Increasing numbers of patients are entering home care at the end of their lives as hospitals send even some of the sickest and high-tech care patients home. Plus many patients would rather live out their last weeks or months at home with their families than in a nursing home or hospital. While hospice is available, these patients might still desire some treatment that only home care may provide, or perhaps they have not yet accepted their deaths and will not agree to hospice.
Some home care agencies have decided that the best way to treat these patients is by linking up with a local hospice agency.
The VNA of Middlesex-East in Stoneham, MA, decided to take a close look at pain management last year, and the home care agency teamed up with its hospice counterpart to do so.
"We evaluated records and looked at charts and felt that although patients had some pain management, it wasn't being addressed on every home care visit," says Linda Miller, RN, hospice manager for the VNA of Middlesex-East Hospice, which serves an area north of Boston.
So the hospice helped the home care agency hold inservices on pain assessment, pharmacological management, and the different side effects of narcotic usage.
"We also did some alternative therapies, such as cold and heat massage, relaxation tapes, music, and things like that," Miller says.
Inservice raised test scores
Nurses were given pre-tests and post-tests, and their scores improved from a few wrong to 100% after the inservice.
For another part of the program, the home care agency now can request a pain management consultation with a hospice nurse. For example, a home care patient with arthritis may be having difficulty with pain management. So the home care nurse may request a hospice nurse to visit the patient and make some recommendations, Miller explains.
Home care-hospice partnerships can be useful for other reasons, as well. And they do not have to be restricted to agencies that are affiliated with a hospice.
Decatur General Home Health Care of Decatur, AL, for example, formed a partnership with the Hospice of the Valley of Decatur last year.
The way it works is that the home care agency trains hospice nurses how to do the documentation for home care, and then the agency hires the hospice nurses on a contract basis for dying patients, who are not ready for hospice care, says Lisa Hood, RN, BSN, patient care coordinator of Hospice of the Valley, which serves two rural counties in northern Alabama.
When the patients are switched over to hospice, they can keep the same nurses to whom they had become attached while in home care, Hood says.
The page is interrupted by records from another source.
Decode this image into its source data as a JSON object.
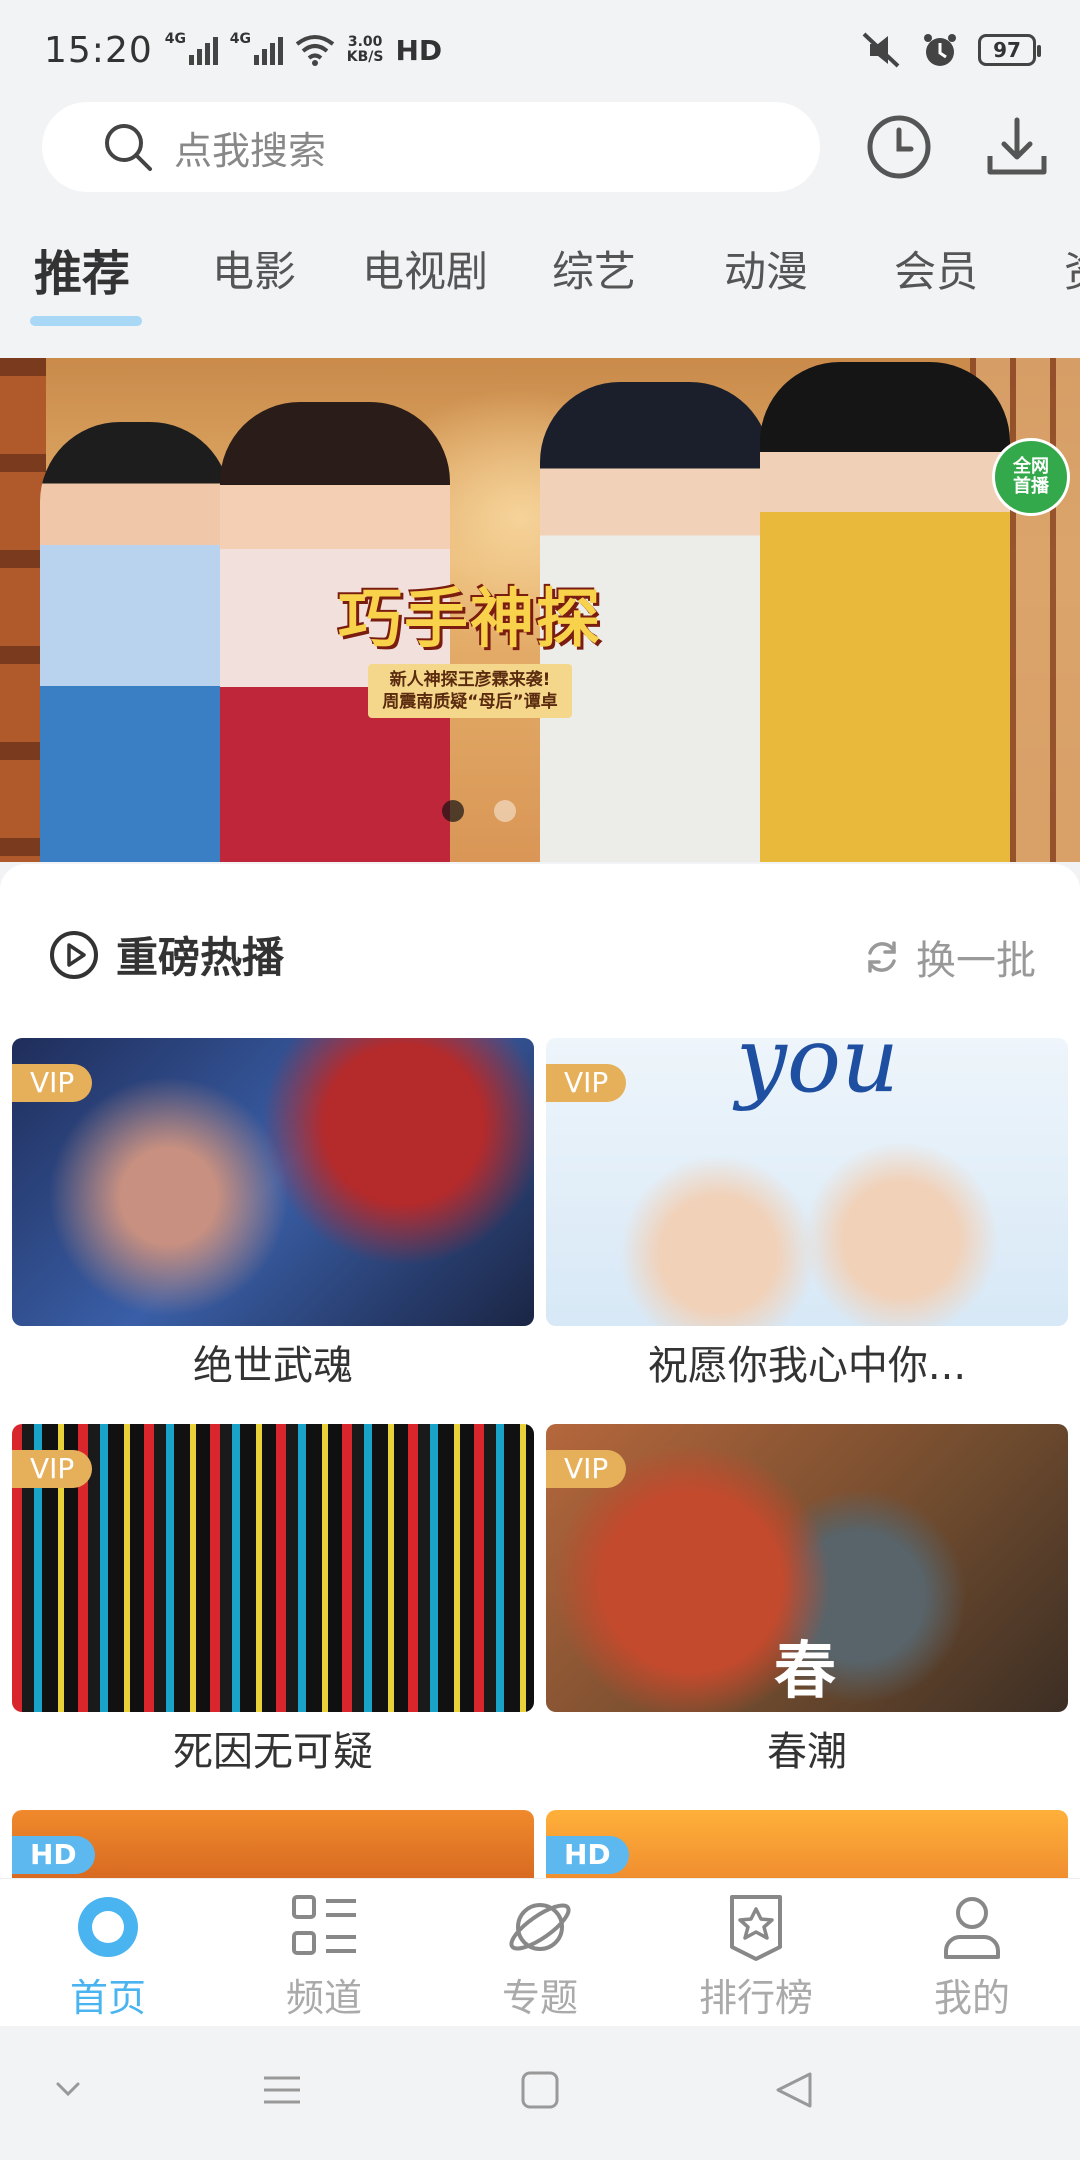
{
  "status": {
    "time": "15:20",
    "net1": "4G",
    "net2": "4G",
    "speed_value": "3.00",
    "speed_unit": "KB/S",
    "hd": "HD",
    "battery": "97"
  },
  "search": {
    "placeholder": "点我搜索"
  },
  "tabs": [
    {
      "label": "推荐"
    },
    {
      "label": "电影"
    },
    {
      "label": "电视剧"
    },
    {
      "label": "综艺"
    },
    {
      "label": "动漫"
    },
    {
      "label": "会员"
    },
    {
      "label": "资"
    }
  ],
  "banner": {
    "logo": "巧手神探",
    "caption_line1": "新人神探王彦霖来袭!",
    "caption_line2": "周震南质疑“母后”谭卓",
    "badge_line1": "全网",
    "badge_line2": "首播",
    "slide_count": 2,
    "active_slide": 0
  },
  "section": {
    "title": "重磅热播",
    "refresh_label": "换一批"
  },
  "cards": [
    {
      "title": "绝世武魂",
      "badge": "VIP"
    },
    {
      "title": "祝愿你我心中你...",
      "badge": "VIP",
      "overlay": "you"
    },
    {
      "title": "死因无可疑",
      "badge": "VIP"
    },
    {
      "title": "春潮",
      "badge": "VIP",
      "overlay": "春"
    },
    {
      "title": "",
      "badge": "HD"
    },
    {
      "title": "",
      "badge": "HD"
    }
  ],
  "bottom_nav": [
    {
      "label": "首页",
      "icon": "home-icon"
    },
    {
      "label": "频道",
      "icon": "grid-icon"
    },
    {
      "label": "专题",
      "icon": "planet-icon"
    },
    {
      "label": "排行榜",
      "icon": "ranking-icon"
    },
    {
      "label": "我的",
      "icon": "profile-icon"
    }
  ],
  "colors": {
    "accent": "#4ab4f0",
    "vip_badge": "#e6b05a",
    "hd_badge": "#5db8ef"
  }
}
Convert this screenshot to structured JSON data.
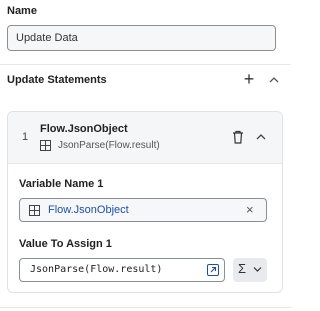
{
  "name_section": {
    "label": "Name",
    "value": "Update Data"
  },
  "update_statements": {
    "title": "Update Statements",
    "add_icon": "plus-icon",
    "collapse_icon": "chevron-up-icon"
  },
  "statement": {
    "index": "1",
    "title": "Flow.JsonObject",
    "subtitle": "JsonParse(Flow.result)",
    "variable": {
      "label": "Variable Name 1",
      "value": "Flow.JsonObject"
    },
    "assign": {
      "label": "Value To Assign 1",
      "value": "JsonParse(Flow.result)"
    },
    "formula_symbol": "Σ"
  },
  "colors": {
    "link_blue": "#1f4fa3",
    "border": "#8a8f96",
    "header_bg": "#f5f6f8"
  }
}
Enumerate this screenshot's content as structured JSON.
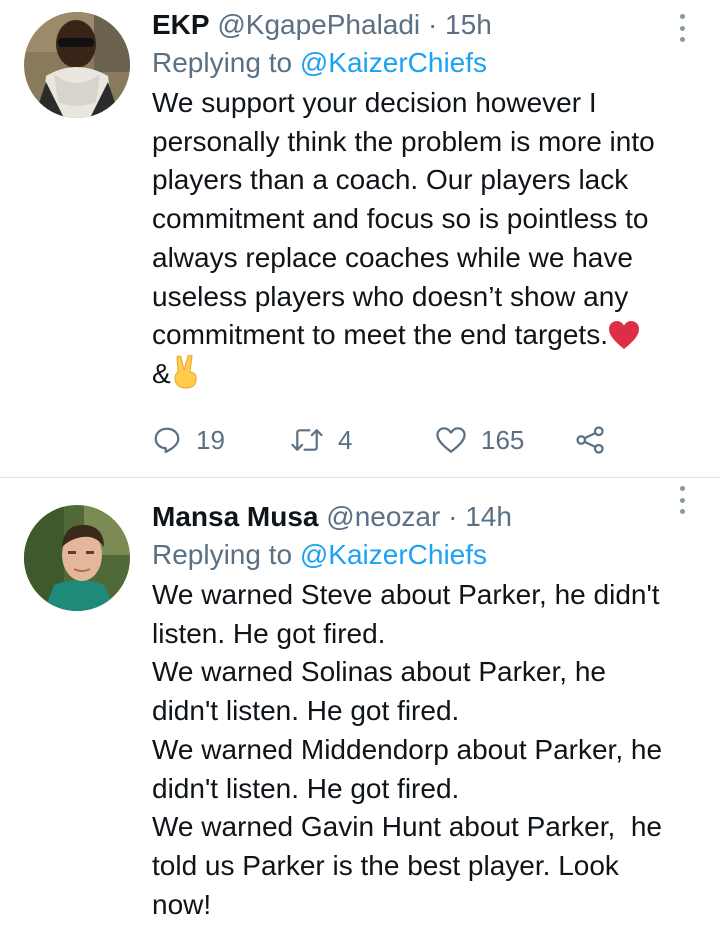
{
  "tweets": [
    {
      "name": "EKP",
      "handle": "@KgapePhaladi",
      "separator": "·",
      "time": "15h",
      "replying_prefix": "Replying to ",
      "replying_to": "@KaizerChiefs",
      "lines": [
        "We support your decision however I",
        "personally think the problem is more into",
        "players than a coach. Our players lack",
        "commitment and focus so is pointless to",
        "always replace coaches while we have",
        "useless players who doesn’t show any",
        "commitment to meet the end targets."
      ],
      "last_line": "&",
      "emojis": [
        "red-heart",
        "victory-hand"
      ],
      "replies": "19",
      "retweets": "4",
      "likes": "165",
      "avatar_icon": "profile-photo-man-sunglasses-scarf"
    },
    {
      "name": "Mansa Musa",
      "handle": "@neozar",
      "separator": "·",
      "time": "14h",
      "replying_prefix": "Replying to ",
      "replying_to": "@KaizerChiefs",
      "lines": [
        "We warned Steve about Parker, he didn't",
        "listen. He got fired.",
        "We warned Solinas about Parker, he",
        "didn't listen. He got fired.",
        "We warned Middendorp about Parker, he",
        "didn't listen. He got fired.",
        "We warned Gavin Hunt about Parker,  he",
        "told us Parker is the best player. Look",
        "now!"
      ],
      "avatar_icon": "profile-photo-young-man-outdoors"
    }
  ],
  "colors": {
    "text": "#0f1419",
    "secondary": "#5b7083",
    "link": "#1da1f2",
    "heart": "#e0245e",
    "divider": "#e1e5e8"
  }
}
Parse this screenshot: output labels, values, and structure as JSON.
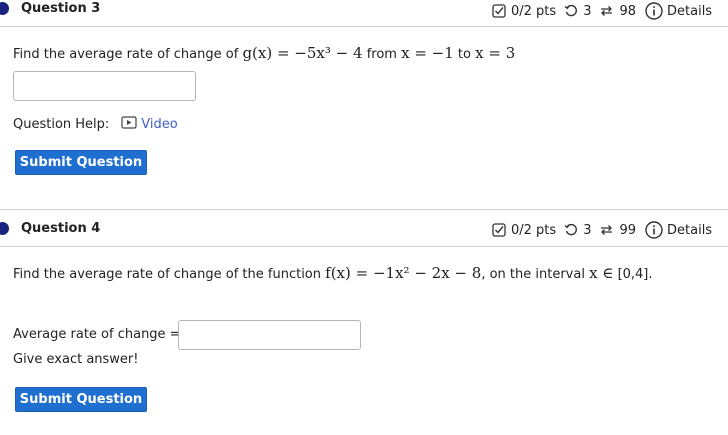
{
  "questions": [
    {
      "title": "Question 3",
      "score": "0/2 pts",
      "attempts": "3",
      "versions": "98",
      "details_label": "Details",
      "prompt_prefix": "Find the average rate of change of",
      "function_math": "g(x) = −5x³ − 4",
      "from_label": "from",
      "from_math": "x = −1",
      "to_label": "to",
      "to_math": "x = 3",
      "help_label": "Question Help:",
      "video_label": "Video",
      "submit_label": "Submit Question"
    },
    {
      "title": "Question 4",
      "score": "0/2 pts",
      "attempts": "3",
      "versions": "99",
      "details_label": "Details",
      "prompt_prefix": "Find the average rate of change of the function",
      "function_math": "f(x) = −1x² − 2x − 8",
      "interval_text": ", on the interval",
      "interval_math": "x ∈",
      "interval_value": "[0,4].",
      "answer_label": "Average rate of change =",
      "hint": "Give exact answer!",
      "submit_label": "Submit Question"
    }
  ],
  "colors": {
    "dot": "#1a237e",
    "button": "#1f6fd0",
    "link": "#3f5fc7",
    "divider": "#cfcfcf"
  }
}
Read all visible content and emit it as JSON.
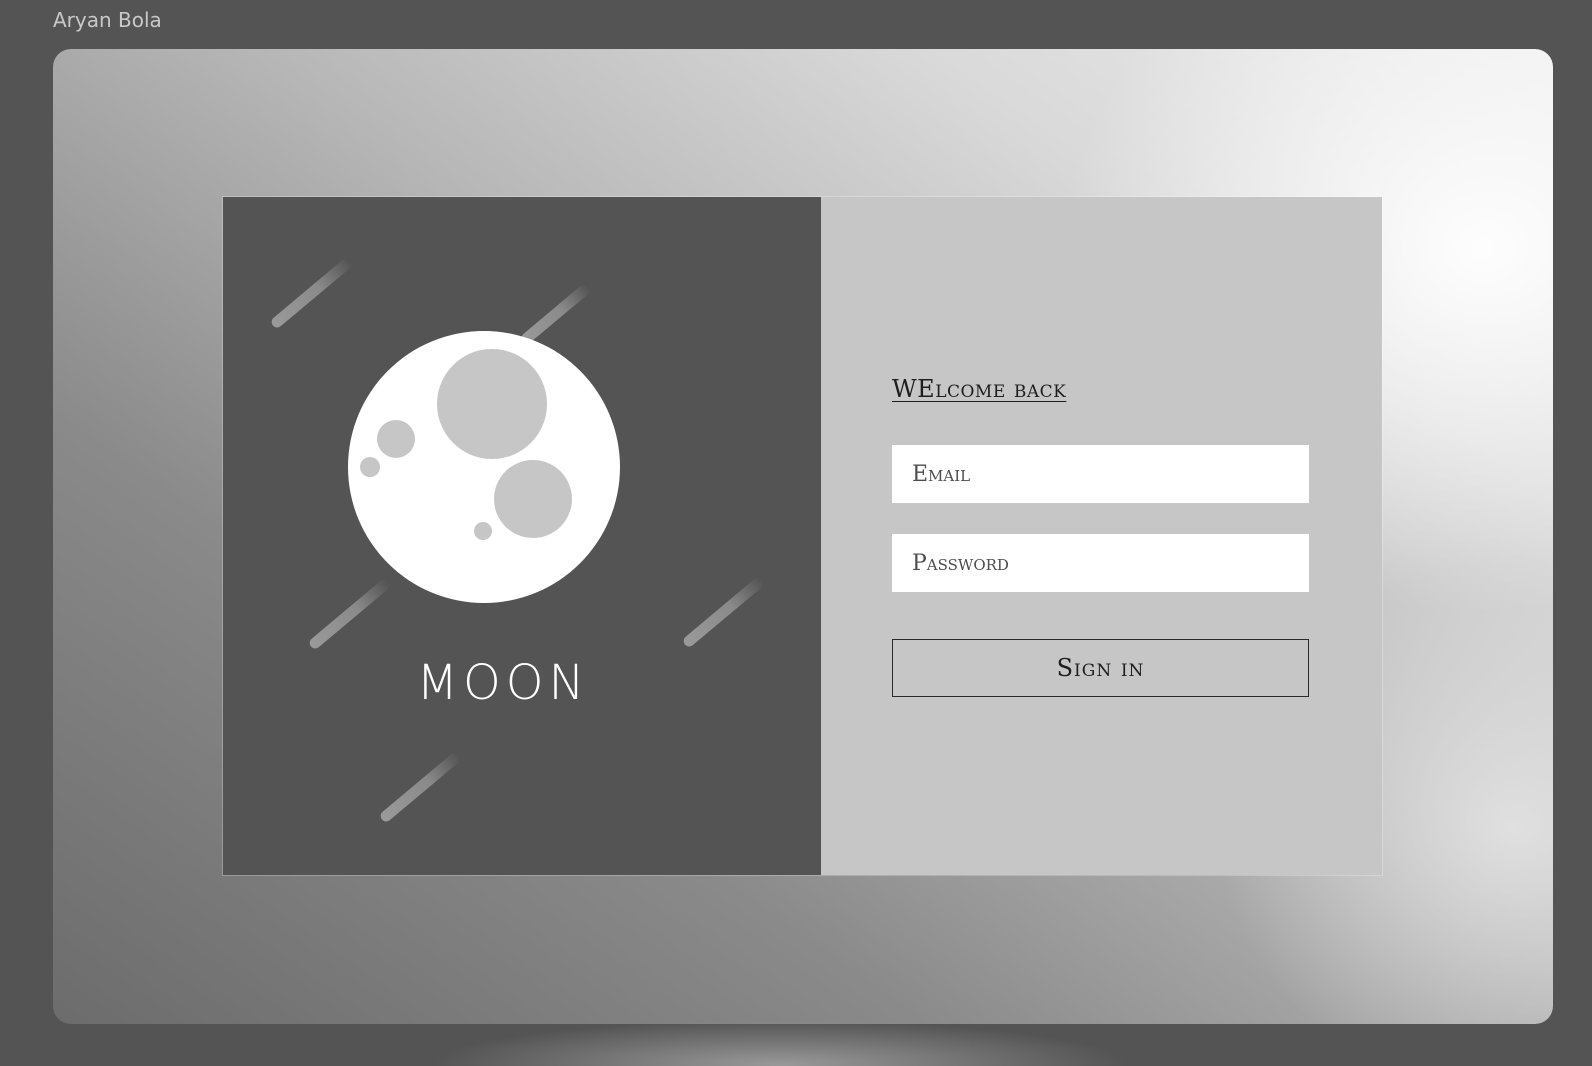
{
  "canvas": {
    "frame_label": "Aryan Bola"
  },
  "brand": {
    "title": "MOON"
  },
  "login": {
    "heading": "WElcome back",
    "email_placeholder": "Email",
    "password_placeholder": "Password",
    "signin_label": "Sign in"
  },
  "colors": {
    "page_background": "#545454",
    "left_panel": "#545454",
    "right_panel": "#c6c6c6",
    "moon": "#ffffff",
    "crater": "#c6c6c6",
    "input_background": "#ffffff",
    "text_dark": "#1e1e1e"
  },
  "icons": {
    "brand_graphic": "moon-illustration",
    "decoration": "shooting-star-streak"
  }
}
The hospice and home care agencies decided to form the partnership after repeated cases in which patients had been in home care and were supposed to be transferred to hospice, but they refused because they didn't want new nurses and aides.
"So the home care agency would hang on to them as long as they could and then transfer them over to hospice," Hood explains. "We saw that as a great barrier to what we do because there was no time for a relationship and trust."
Under the new system, the hospice nurses are called dual-trained palliative care nurses, who may work in both the home care and hospice settings.
No complaints from either party
So far, both the hospice and home care agencies are happy with the arrangement.
"I think it's worked out very well," says Allyson Baker, RN, manager of clinical practice for Decatur General Home Health Care, a hospital-based, full-service agency that serves four rural counties in northern Alabama.
"Some of the doctors have even requested that certain patients be placed in the palliative program because they are terminal but not quite ready for hospice," Baker adds.
Hospice nurses train by making home visits with home care nurses for about a week. Then the education manager spends half of a day teaching them about documentation, Baker says.
Decatur General Home Health Care also provides inservices for home care nurses about the palliative care program and its purpose. "Hospice nurses have come and talked with them about what hospice can do once the patient gets into the hospice program itself," Baker says.